Recently, I have been working on a project but there was something wrong. We have seen that most of the users reach a registration page, but they don’t proceed to other pages. We interrogated the issue and we found that the reason is a long registration form and our customers are busy.
Imagine you bought a fridge and you want it to get delivered to your home, and you found a good app that can help you to book a driver to deliver your load. But when you open the app, you got a long registration form before you proceed. You will get frustrated.
The design thinking process encompasses five stages. Emphasize, define, ideate, prototype, and test.
Empathize – Understand the perspective of the target audience/customer/consumer to identify and address the problem at hand.
Define – Define the problem statement clearly.
Ideate – Brainstorm ways to address identified unmet needs.
Prototype – Identity which of the possible solutions can best solve the identified problem(s).
Test – Test the product with your target audience to get feedback.
In our case, we failed for the first stage. We didn’t emphasize with our customers to truly understand their experience and anticipate their needs. Empathy allows you to set aside your assumptions about the world to gain insight into users and their needs.

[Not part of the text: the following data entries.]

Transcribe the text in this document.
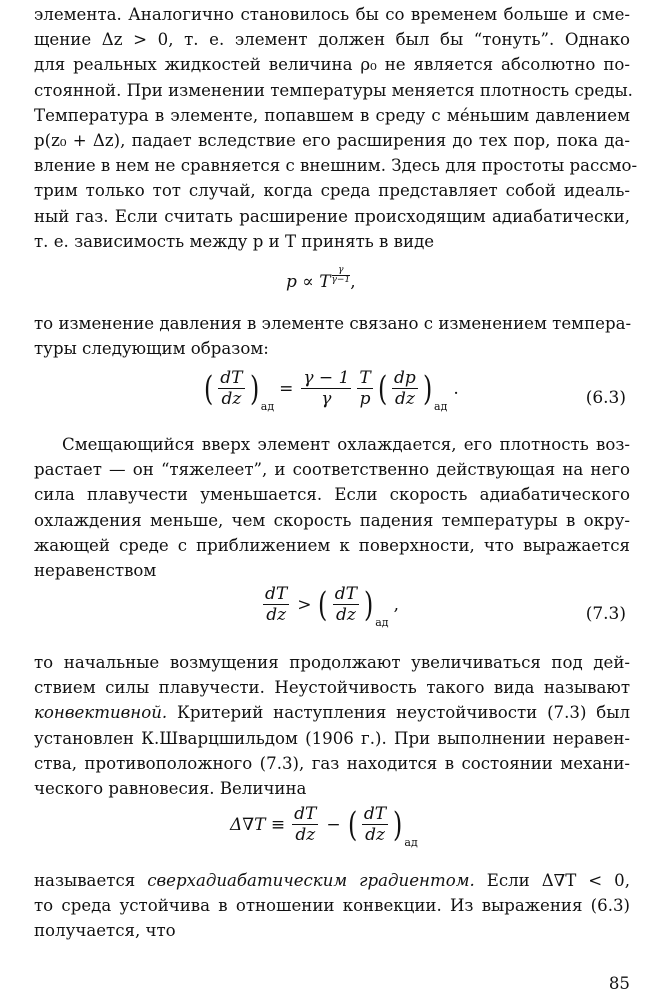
элемента. Аналогично становилось бы со временем больше и сме-
щение Δz > 0, т. е. элемент должен был бы “тонуть”. Однако
для реальных жидкостей величина ρ₀ не является абсолютно по-
стоянной. При изменении температуры меняется плотность среды.
Температура в элементе, попавшем в среду с ме́ньшим давлением
p(z₀ + Δz), падает вследствие его расширения до тех пор, пока да-
вление в нем не сравняется с внешним. Здесь для простоты рассмо-
трим только тот случай, когда среда представляет собой идеаль-
ный газ. Если считать расширение происходящим адиабатически,
т. е. зависимость между p и T принять в виде
p ∝ T
γ
γ−1 ,
то изменение давления в элементе связано с изменением темпера-
туры следующим образом:
( $\frac{dT}{dz}$ ) ад
= $\frac{\gamma - 1}{\gamma} \frac{T}{p}$ ( $\frac{dp}{dz}$ ) ад
.	(6.3)
Смещающийся вверх элемент охлаждается, его плотность воз-
растает — он “тяжелеет”, и соответственно действующая на него
сила плавучести уменьшается. Если скорость адиабатического
охлаждения меньше, чем скорость падения температуры в окру-
жающей среде с приближением к поверхности, что выражается
неравенством
$\frac{dT}{dz}$ > ( $\frac{dT}{dz}$ ) ад
,	(7.3)
то начальные возмущения продолжают увеличиваться под дей-
ствием силы плавучести. Неустойчивость такого вида называют
конвективной. Критерий наступления неустойчивости (7.3) был
установлен К.Шварцшильдом (1906 г.). При выполнении неравен-
ства, противоположного (7.3), газ находится в состоянии механи-
ческого равновесия. Величина
$\Delta\nabla T \equiv \frac{dT}{dz}$ − ( $\frac{dT}{dz}$ ) ад
называется сверхадиабатическим градиентом. Если Δ∇T < 0,
то среда устойчива в отношении конвекции. Из выражения (6.3)
получается, что
85
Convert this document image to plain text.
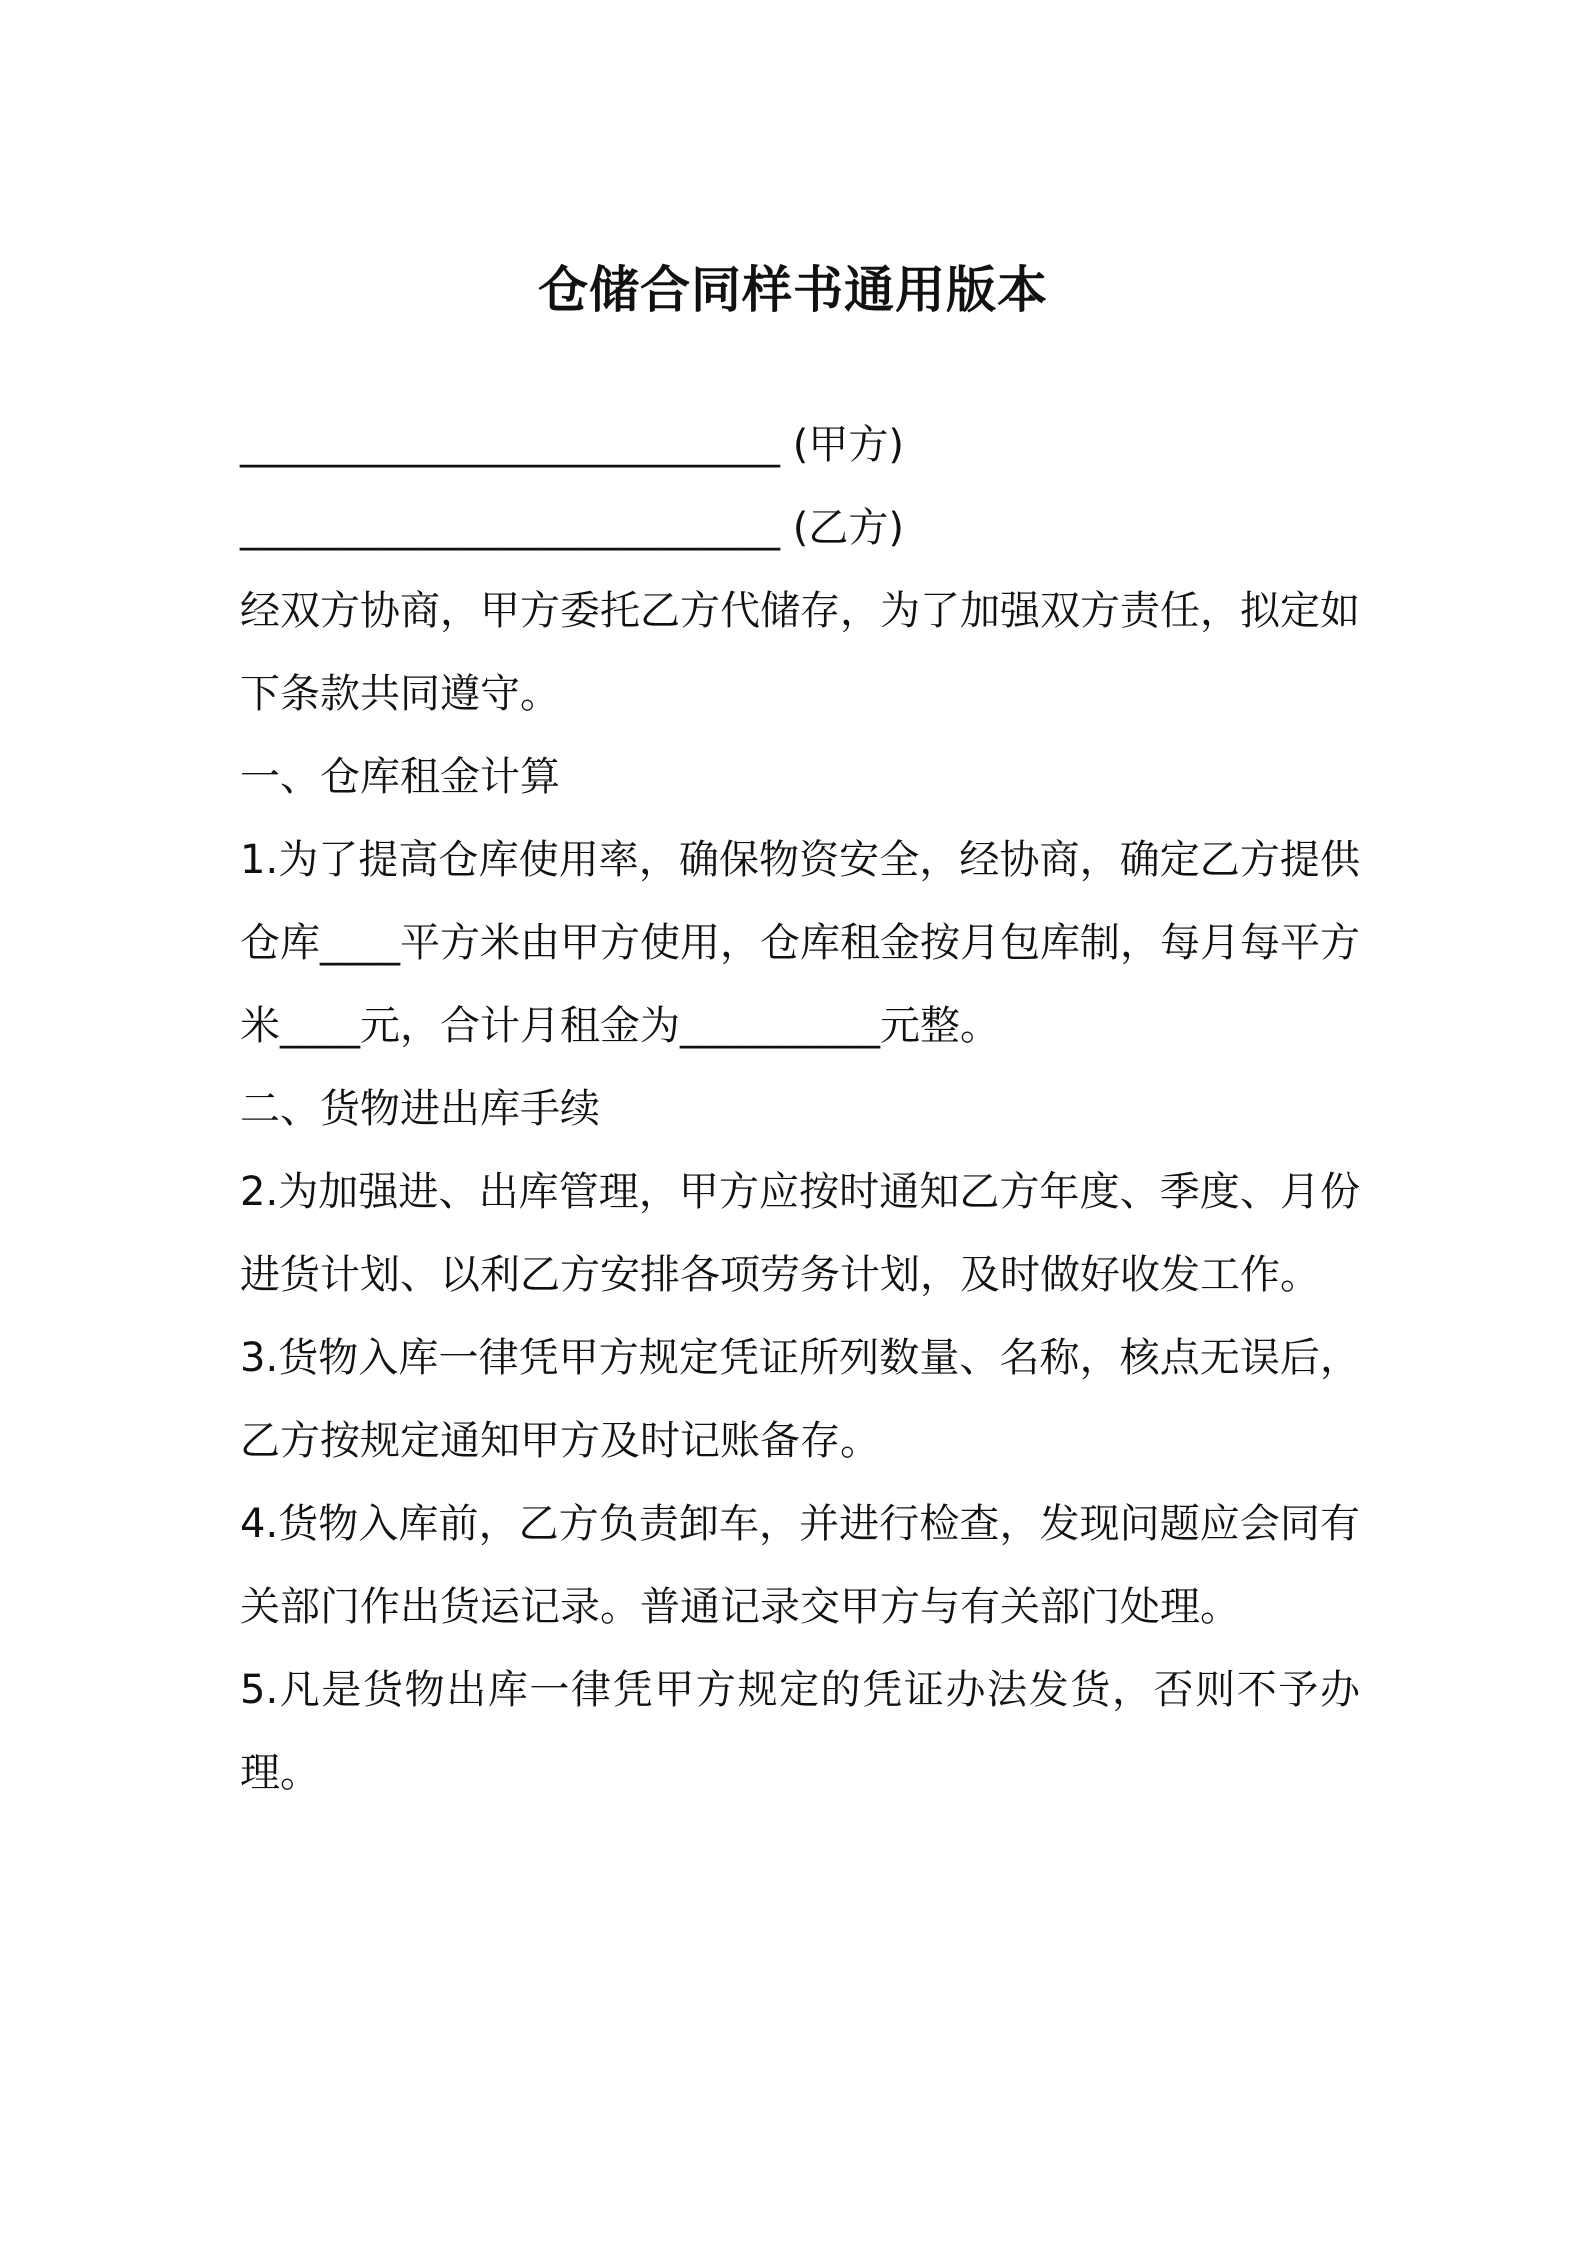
仓储合同样书通用版本
___________________________ (甲方)
___________________________ (乙方)
经双方协商，甲方委托乙方代储存，为了加强双方责任，拟定如下条款共同遵守。
一、仓库租金计算
1.为了提高仓库使用率，确保物资安全，经协商，确定乙方提供仓库____平方米由甲方使用，仓库租金按月包库制，每月每平方米____元，合计月租金为__________元整。
二、货物进出库手续
2.为加强进、出库管理，甲方应按时通知乙方年度、季度、月份进货计划、以利乙方安排各项劳务计划，及时做好收发工作。
3.货物入库一律凭甲方规定凭证所列数量、名称，核点无误后，乙方按规定通知甲方及时记账备存。
4.货物入库前，乙方负责卸车，并进行检查，发现问题应会同有关部门作出货运记录。普通记录交甲方与有关部门处理。
5.凡是货物出库一律凭甲方规定的凭证办法发货，否则不予办理。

If there is any one secret of success, it lies in the ability to get the other person’s point of view and see things from his angle as well as your own
Henry Ford
The design thinking process is iterative, flexible, and focused on collaboration between designers and users, with an emphasis on bringing ideas to life based on how real users think, feel and behave.
The effective way to ensure your next project is a success is to avoid self-referential and start incorporating design thinking exercises with your team.